На этих словах рыхлые щеки тетушки Мюриель (которая, как помнил Франц, так и осталась старой девой) слегка покраснели. Франц содрогнулся от отвращения.

– Спасибо, Мюриель, – ответила мать, откладывая ложку в сторону; поговорка «аппетит приходит во время еды» с Делайлой не срабатывала. – Я подумаю над твоим предложением.

«Нет! – вскричал про себя Франц. – Только не это!»

– Отлично. Рада, что мы нашли взаимопонимание.

По рябому лицу Мюриель расплылась довольная ухмылка.

Весь завтрак Франциск едва сдерживался, чтобы не выбежать из-за стола, – ведь тогда у тетки появился бы повод наказать племянника. Он не должен был поддаваться на ее уловки. «Чертова Мюриель… ненавижу!» – скрежетал про себя Франц, с неистовством черпая овсянку. Он раздумывал о коварной мести… Всякий раз, когда тетка называла его лоботрясом, хамом и невеждой, Франц воображал, как прокрадывается к тетке в спальню и привязывает ее волосы к столбику кровати… кромсает ножницами рюшчатую шляпку… подливает в чай воду из уборной…

Наконец принесли поднос с чашками. Увлекшись последней фантазией, Франц сделал первый глоток и чуть не поперхнулся.

«Что за ерунда?»

Коричневая жидкость в чашке была странной. По виду – чай, но вот вкус… Франц поднял взгляд: тетушка Мюриель прихлебывала из своей чашки без каких-либо проблем, лицо миссис Фармер не выражало большего неудовольствия, чем обычно.

– Эм…

На него не обратили внимания.

– А можно… Можно мне другой чай?

Губы миссис Фармер слегка дернулись, но глаза остались холодны и мертвы.

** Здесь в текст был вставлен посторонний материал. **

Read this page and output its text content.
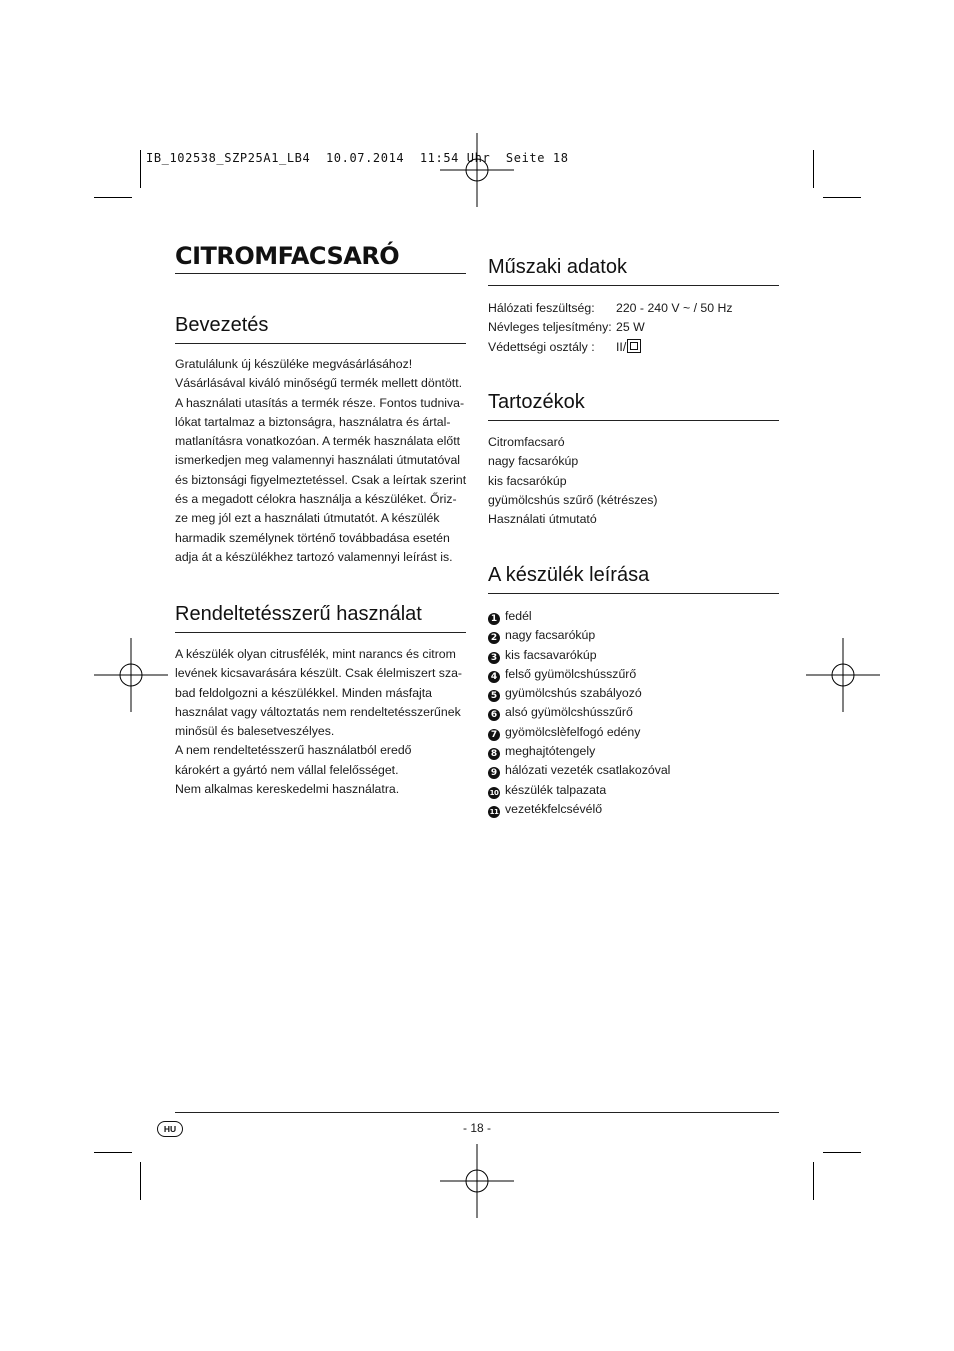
IB_102538_SZP25A1_LB4  10.07.2014  11:54 Uhr  Seite 18
CITROMFACSARÓ
Bevezetés
Gratulálunk új készüléke megvásárlásához!
Vásárlásával kiváló minőségű termék mellett döntött.
A használati utasítás a termék része. Fontos tudniva-
lókat tartalmaz a biztonságra, használatra és ártal-
matlanításra vonatkozóan. A termék használata előtt
ismerkedjen meg valamennyi használati útmutatóval
és biztonsági figyelmeztetéssel. Csak a leírtak szerint
és a megadott célokra használja a készüléket. Őriz-
ze meg jól ezt a használati útmutatót. A készülék
harmadik személynek történő továbbadása esetén
adja át a készülékhez tartozó valamennyi leírást is.
Rendeltetésszerű használat
A készülék olyan citrusfélék, mint narancs és citrom
levének kicsavarására készült. Csak élelmiszert sza-
bad feldolgozni a készülékkel. Minden másfajta
használat vagy változtatás nem rendeltetésszerűnek
minősül és balesetveszélyes.
A nem rendeltetésszerű használatból eredő
károkért a gyártó nem vállal felelősséget.
Nem alkalmas kereskedelmi használatra.
Műszaki adatok
Hálózati feszültség: 220 - 240 V ~ / 50 Hz
Névleges teljesítmény: 25 W
Védettségi osztály : II/
Tartozékok
Citromfacsaró
nagy facsarókúp
kis facsarókúp
gyümölcshús szűrő (kétrészes)
Használati útmutató
A készülék leírása
1 fedél
2 nagy facsarókúp
3 kis facsavarókúp
4 felső gyümölcshússzűrő
5 gyümölcshús szabályozó
6 alsó gyümölcshússzűrő
7 gyömölcslèfelfogó edény
8 meghajtótengely
9 hálózati vezeték csatlakozóval
10 készülék talpazata
11 vezetékfelcsévélő
HU	- 18 -
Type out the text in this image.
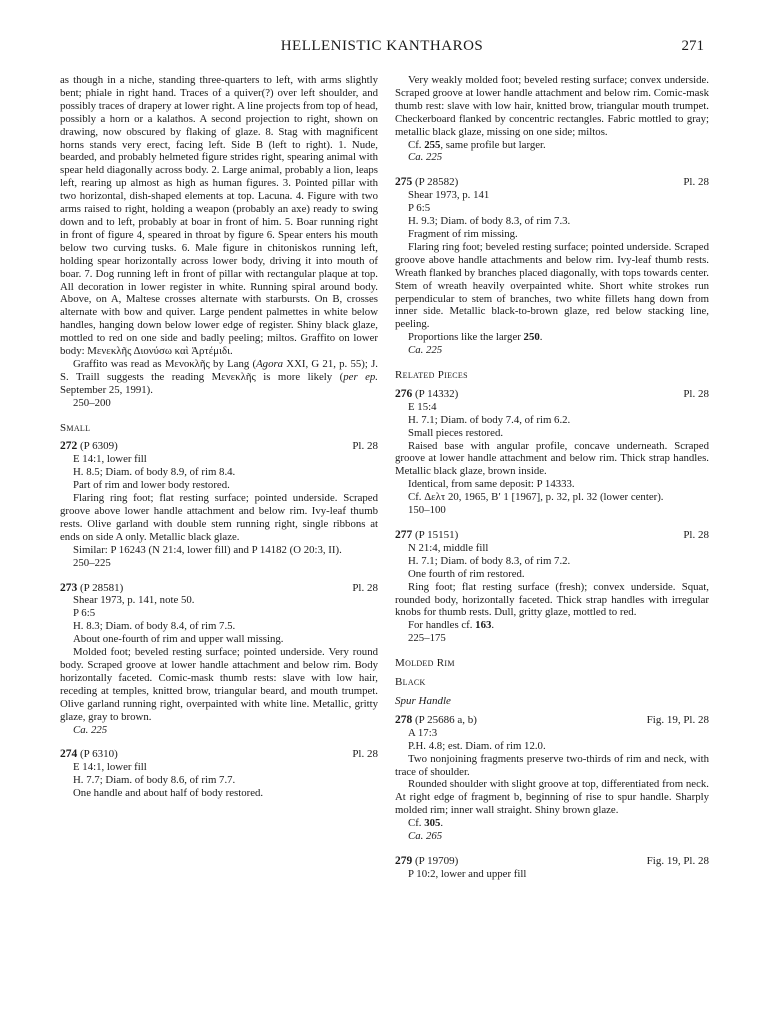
HELLENISTIC KANTHAROS	271

as though in a niche, standing three-quarters to left, with arms slightly bent; phiale in right hand. Traces of a quiver(?) over left shoulder, and possibly traces of drapery at lower right. A line projects from top of head, possibly a horn or a kalathos. A second projection to right, shown on drawing, now obscured by flaking of glaze. 8. Stag with magnificent horns stands very erect, facing left. Side B (left to right). 1. Nude, bearded, and probably helmeted figure strides right, spearing animal with spear held diagonally across body. 2. Large animal, probably a lion, leaps left, rearing up almost as high as human figures. 3. Pointed pillar with two horizontal, dish-shaped elements at top. Lacuna. 4. Figure with two arms raised to right, holding a weapon (probably an axe) ready to swing down and to left, probably at boar in front of him. 5. Boar running right in front of figure 4, speared in throat by figure 6. Spear enters his mouth below two curving tusks. 6. Male figure in chitoniskos running left, holding spear horizontally across lower body, driving it into mouth of boar. 7. Dog running left in front of pillar with rectangular plaque at top. All decoration in lower register in white. Running spiral around body. Above, on A, Maltese crosses alternate with starbursts. On B, crosses alternate with bow and quiver. Large pendent palmettes in white below handles, hanging down below lower edge of register. Shiny black glaze, mottled to red on one side and badly peeling; miltos. Graffito on lower body: Μενεκλῆς Διονύσω καὶ Ἀρτέμιδι.

Graffito was read as Μενοκλῆς by Lang (Agora XXI, G 21, p. 55); J. S. Traill suggests the reading Μενεκλῆς is more likely (per ep. September 25, 1991).

250–200

Small

272 (P 6309)	Pl. 28

E 14:1, lower fill

H. 8.5; Diam. of body 8.9, of rim 8.4.

Part of rim and lower body restored.

Flaring ring foot; flat resting surface; pointed underside. Scraped groove above lower handle attachment and below rim. Ivy-leaf thumb rests. Olive garland with double stem running right, single ribbons at ends on side A only. Metallic black glaze.

Similar: P 16243 (N 21:4, lower fill) and P 14182 (O 20:3, II).

250–225

273 (P 28581)	Pl. 28

Shear 1973, p. 141, note 50.

P 6:5

H. 8.3; Diam. of body 8.4, of rim 7.5.

About one-fourth of rim and upper wall missing.

Molded foot; beveled resting surface; pointed underside. Very round body. Scraped groove at lower handle attachment and below rim. Body horizontally faceted. Comic-mask thumb rests: slave with low hair, receding at temples, knitted brow, triangular beard, and mouth trumpet. Olive garland running right, overpainted with white line. Metallic, gritty glaze, gray to brown.

Ca. 225

274 (P 6310)	Pl. 28

E 14:1, lower fill

H. 7.7; Diam. of body 8.6, of rim 7.7.

One handle and about half of body restored.

Very weakly molded foot; beveled resting surface; convex underside. Scraped groove at lower handle attachment and below rim. Comic-mask thumb rest: slave with low hair, knitted brow, triangular mouth trumpet. Checkerboard flanked by concentric rectangles. Fabric mottled to gray; metallic black glaze, missing on one side; miltos.

Cf. 255, same profile but larger.

Ca. 225

275 (P 28582)	Pl. 28

Shear 1973, p. 141

P 6:5

H. 9.3; Diam. of body 8.3, of rim 7.3.

Fragment of rim missing.

Flaring ring foot; beveled resting surface; pointed underside. Scraped groove above handle attachments and below rim. Ivy-leaf thumb rests. Wreath flanked by branches placed diagonally, with tops towards center. Stem of wreath heavily overpainted white. Short white strokes run perpendicular to stem of branches, two white fillets hang down from inner side. Metallic black-to-brown glaze, red below stacking line, peeling.

Proportions like the larger 250.

Ca. 225

Related Pieces

276 (P 14332)	Pl. 28

E 15:4

H. 7.1; Diam. of body 7.4, of rim 6.2.

Small pieces restored.

Raised base with angular profile, concave underneath. Scraped groove at lower handle attachment and below rim. Thick strap handles. Metallic black glaze, brown inside.

Identical, from same deposit: P 14333.

Cf. Δελτ 20, 1965, Β′ 1 [1967], p. 32, pl. 32 (lower center).

150–100

277 (P 15151)	Pl. 28

N 21:4, middle fill

H. 7.1; Diam. of body 8.3, of rim 7.2.

One fourth of rim restored.

Ring foot; flat resting surface (fresh); convex underside. Squat, rounded body, horizontally faceted. Thick strap handles with irregular knobs for thumb rests. Dull, gritty glaze, mottled to red.

For handles cf. 163.

225–175

Molded Rim

Black

Spur Handle

278 (P 25686 a, b)	Fig. 19, Pl. 28

A 17:3

P.H. 4.8; est. Diam. of rim 12.0.

Two nonjoining fragments preserve two-thirds of rim and neck, with trace of shoulder.

Rounded shoulder with slight groove at top, differentiated from neck. At right edge of fragment b, beginning of rise to spur handle. Sharply molded rim; inner wall straight. Shiny brown glaze.

Cf. 305.

Ca. 265

279 (P 19709)	Fig. 19, Pl. 28

P 10:2, lower and upper fill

– Нет, – отрезала она и отвернулась.

Франц еще раз втянул ноздрями запах и наконец узнал его.

Лекарства.

По-видимому, тетушка была в курсе: ее лицо расплылось в ухмылке. Мать уже давно ничего не подмешивала в еду Франца, и он было расслабился, но сейчас…

Все из-за переезда.

«Она боится, что я выкину что-нибудь еще, – подумал Франц. – И Мюриель нас выставит».

Что это были за препараты, Франц не знал. Иногда к ним заезжал доктор, и после его визитов на столике матери оставались бутыльки. А затем еда и питье Франца приобретали странный запах. Мать делала вид, что ничего не происходит – хотела, чтобы все казалось нормальным.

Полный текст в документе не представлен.